C’è un piatto che sa di sole, di lavanda e di tavole imbandite all’ombra di un ulivo. La ratatouille è il simbolo della cucina provenzale, un piatto semplice ma ricco di sapore, che unisce le verdure estive in un abbraccio di profumi e consistenze.
Melanzane, zucchine, peperoni e pomodori: ingredienti poveri che, cotti lentamente, si trasformano in un piatto che non ha bisogno di presentazioni. La sua anima è fatta di contrasti: la dolcezza delle verdure caramellate, l’acidità del pomodoro, la freschezza delle erbe aromatiche.
La ratatouille ha anche un legame speciale con il cinema: nel film d’animazione della Pixar, è il piatto che conquista il critico gastronomico più severo, riportando alla luce il sapore dell’infanzia. Perché la ratatouille, come tutti i piatti che raccontano una storia, è molto più di un semplice contorno.

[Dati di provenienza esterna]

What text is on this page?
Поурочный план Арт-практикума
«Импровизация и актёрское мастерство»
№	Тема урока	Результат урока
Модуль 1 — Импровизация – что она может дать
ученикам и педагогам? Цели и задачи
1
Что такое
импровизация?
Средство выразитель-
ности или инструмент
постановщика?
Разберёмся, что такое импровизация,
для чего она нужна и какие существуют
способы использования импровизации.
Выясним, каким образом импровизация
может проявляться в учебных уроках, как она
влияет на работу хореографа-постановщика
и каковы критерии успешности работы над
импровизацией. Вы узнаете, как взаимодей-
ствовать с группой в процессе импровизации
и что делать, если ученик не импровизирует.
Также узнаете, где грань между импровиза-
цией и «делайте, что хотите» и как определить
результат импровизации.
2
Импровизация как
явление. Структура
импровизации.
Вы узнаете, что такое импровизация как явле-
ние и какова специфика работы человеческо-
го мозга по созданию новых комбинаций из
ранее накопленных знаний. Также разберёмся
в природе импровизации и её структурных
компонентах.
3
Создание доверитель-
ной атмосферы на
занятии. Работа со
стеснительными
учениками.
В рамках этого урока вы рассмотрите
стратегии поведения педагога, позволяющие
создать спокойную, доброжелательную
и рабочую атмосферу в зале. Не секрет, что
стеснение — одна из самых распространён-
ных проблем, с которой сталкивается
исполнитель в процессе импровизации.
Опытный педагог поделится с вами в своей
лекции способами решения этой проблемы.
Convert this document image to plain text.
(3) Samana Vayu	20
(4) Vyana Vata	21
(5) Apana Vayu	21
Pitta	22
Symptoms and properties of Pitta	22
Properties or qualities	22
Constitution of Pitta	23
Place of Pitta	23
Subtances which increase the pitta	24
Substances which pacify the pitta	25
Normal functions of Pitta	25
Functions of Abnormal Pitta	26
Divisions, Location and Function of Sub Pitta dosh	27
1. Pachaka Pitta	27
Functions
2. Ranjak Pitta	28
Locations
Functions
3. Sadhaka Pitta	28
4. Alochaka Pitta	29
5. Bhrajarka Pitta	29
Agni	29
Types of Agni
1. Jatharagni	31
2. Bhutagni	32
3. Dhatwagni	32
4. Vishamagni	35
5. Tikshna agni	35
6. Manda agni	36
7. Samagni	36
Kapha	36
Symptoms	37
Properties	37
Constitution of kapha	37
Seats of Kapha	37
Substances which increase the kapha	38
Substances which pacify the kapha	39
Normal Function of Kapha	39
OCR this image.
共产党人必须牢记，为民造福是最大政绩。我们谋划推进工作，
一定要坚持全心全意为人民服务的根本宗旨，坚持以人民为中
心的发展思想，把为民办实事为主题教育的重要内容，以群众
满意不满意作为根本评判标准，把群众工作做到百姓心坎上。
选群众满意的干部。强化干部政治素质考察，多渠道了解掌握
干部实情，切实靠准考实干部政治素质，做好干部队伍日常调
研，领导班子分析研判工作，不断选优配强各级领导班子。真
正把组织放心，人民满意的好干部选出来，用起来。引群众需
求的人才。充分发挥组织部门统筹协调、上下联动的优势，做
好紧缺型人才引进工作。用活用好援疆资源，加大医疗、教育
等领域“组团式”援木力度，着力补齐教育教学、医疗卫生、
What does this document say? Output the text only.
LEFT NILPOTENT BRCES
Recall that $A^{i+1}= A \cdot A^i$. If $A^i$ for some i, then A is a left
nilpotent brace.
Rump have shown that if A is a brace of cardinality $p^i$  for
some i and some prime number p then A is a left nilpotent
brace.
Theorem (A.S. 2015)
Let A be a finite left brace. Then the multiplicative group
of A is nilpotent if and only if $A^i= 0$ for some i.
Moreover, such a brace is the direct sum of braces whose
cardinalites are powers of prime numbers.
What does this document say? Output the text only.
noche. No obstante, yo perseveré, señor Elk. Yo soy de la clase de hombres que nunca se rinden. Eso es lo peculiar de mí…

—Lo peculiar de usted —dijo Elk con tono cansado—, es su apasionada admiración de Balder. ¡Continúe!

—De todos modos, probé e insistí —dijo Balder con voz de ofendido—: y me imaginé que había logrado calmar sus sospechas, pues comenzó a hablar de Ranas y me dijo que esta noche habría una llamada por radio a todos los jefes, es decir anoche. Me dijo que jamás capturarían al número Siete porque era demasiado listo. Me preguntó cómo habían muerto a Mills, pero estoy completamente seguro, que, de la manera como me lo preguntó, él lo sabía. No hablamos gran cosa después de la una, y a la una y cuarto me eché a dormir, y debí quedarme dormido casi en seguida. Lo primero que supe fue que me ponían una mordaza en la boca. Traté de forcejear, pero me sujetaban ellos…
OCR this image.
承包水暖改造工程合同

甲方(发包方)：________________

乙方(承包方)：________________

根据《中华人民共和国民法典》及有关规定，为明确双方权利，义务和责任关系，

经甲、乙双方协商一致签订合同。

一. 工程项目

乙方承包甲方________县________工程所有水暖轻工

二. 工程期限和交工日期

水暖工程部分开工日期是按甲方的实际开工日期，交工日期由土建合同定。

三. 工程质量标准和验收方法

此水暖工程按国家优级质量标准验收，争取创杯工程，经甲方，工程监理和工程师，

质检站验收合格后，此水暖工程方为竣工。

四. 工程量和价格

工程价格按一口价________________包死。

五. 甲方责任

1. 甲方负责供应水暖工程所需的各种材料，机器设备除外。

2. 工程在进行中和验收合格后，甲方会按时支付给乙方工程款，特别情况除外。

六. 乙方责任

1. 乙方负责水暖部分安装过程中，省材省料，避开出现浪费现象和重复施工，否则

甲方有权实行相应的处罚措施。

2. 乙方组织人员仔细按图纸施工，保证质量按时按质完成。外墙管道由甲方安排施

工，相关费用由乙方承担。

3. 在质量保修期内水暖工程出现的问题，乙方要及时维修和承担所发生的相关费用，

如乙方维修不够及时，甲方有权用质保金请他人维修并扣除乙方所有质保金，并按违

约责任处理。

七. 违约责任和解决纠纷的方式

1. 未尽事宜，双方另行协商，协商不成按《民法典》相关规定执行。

Ratatouille di verdure estiva: la ricetta
La ratatouille è un piatto che si presta a essere servito come contorno, come antipasto o come piatto unico. Si accompagna con una fetta di pane tostato, con del riso basmati o con della polenta. Per un pasto completo, si può servire con un uovo in camicia o con del formaggio di capra fresco. Il vino ideale è un rosato provenzale, fresco e leggero, che si sposa perfettamente con le verdure. La scelta delle verdure è fondamentale: meglio quelle di stagione, più saporite e ricche di nutrienti. Ecco cosa serve per 4 persone:
- 2 melanzane medie
- 2 zucchine medie
- 2 peperoni (uno rosso e uno giallo)
- 4 pomodori maturi (o 400 g di pomodori pelati)
- 1 cipolla grande
- 2 spicchi d’aglio
- 3 cucchiai di olio extravergine d’oliva
- 1 rametto di timo fresco
- 1 rametto di rosmarino
- 1 foglia di alloro
- Sale e pepe nero q.b.
Preparazione del nostro piatto estivo
Il segreto della ratatouille è la cottura scalare e la pazienza. Iniziate lavando e tagliando le verdure. Tagliate le melanzane e le zucchine a cubetti di circa 2 cm, i peperoni a striscioline e la cipolla a fette sottili. In una padella larga o in una casseruola, scaldate l’olio a fuoco medio. Aggiungete la cipolla e fatela appassire lentamente per 5-6 minuti, finché non sarà trasparente. Aggiungete l‘aglio schiacciato e i peperoni, e cuocete per 5 minuti, mescolando di tanto in tanto. Poi, le melanzane e le zucchine, e continuate la cottura per altri 10 minuti, mescolando delicatamente per non rompere le verdure. Le verdure devono ammorbidirsi ma non sfaldarsi.
Continuate con i pomodori pelati (o i pomodori freschi tagliati a pezzi), il timo, il rosmarino e l’alloro. Abbassate la fiamma, coprite con un coperchio e lasciate cuocere a fuoco lento per 30-40 minuti, mescolando di tanto in tanto. Se il sugo si asciuga troppo, aggiungete un mestolo di acqua calda. A fine cottura, regolate di sale e pepe, togliete le erbe aromatiche e servite la ratatouille calda o a temperatura ambiente, guarnita con foglie di basilico fresco. Il risultato è un piatto che profuma di Provenza, con le verdure che si sciolgono in bocca e un sugo che raccoglie tutto il sapore del sole. Perché la ratatouille, come tutte le cose fatte con metodo, si gusta e si ricorda. E la memoria, in cucina, è il miglior condimento.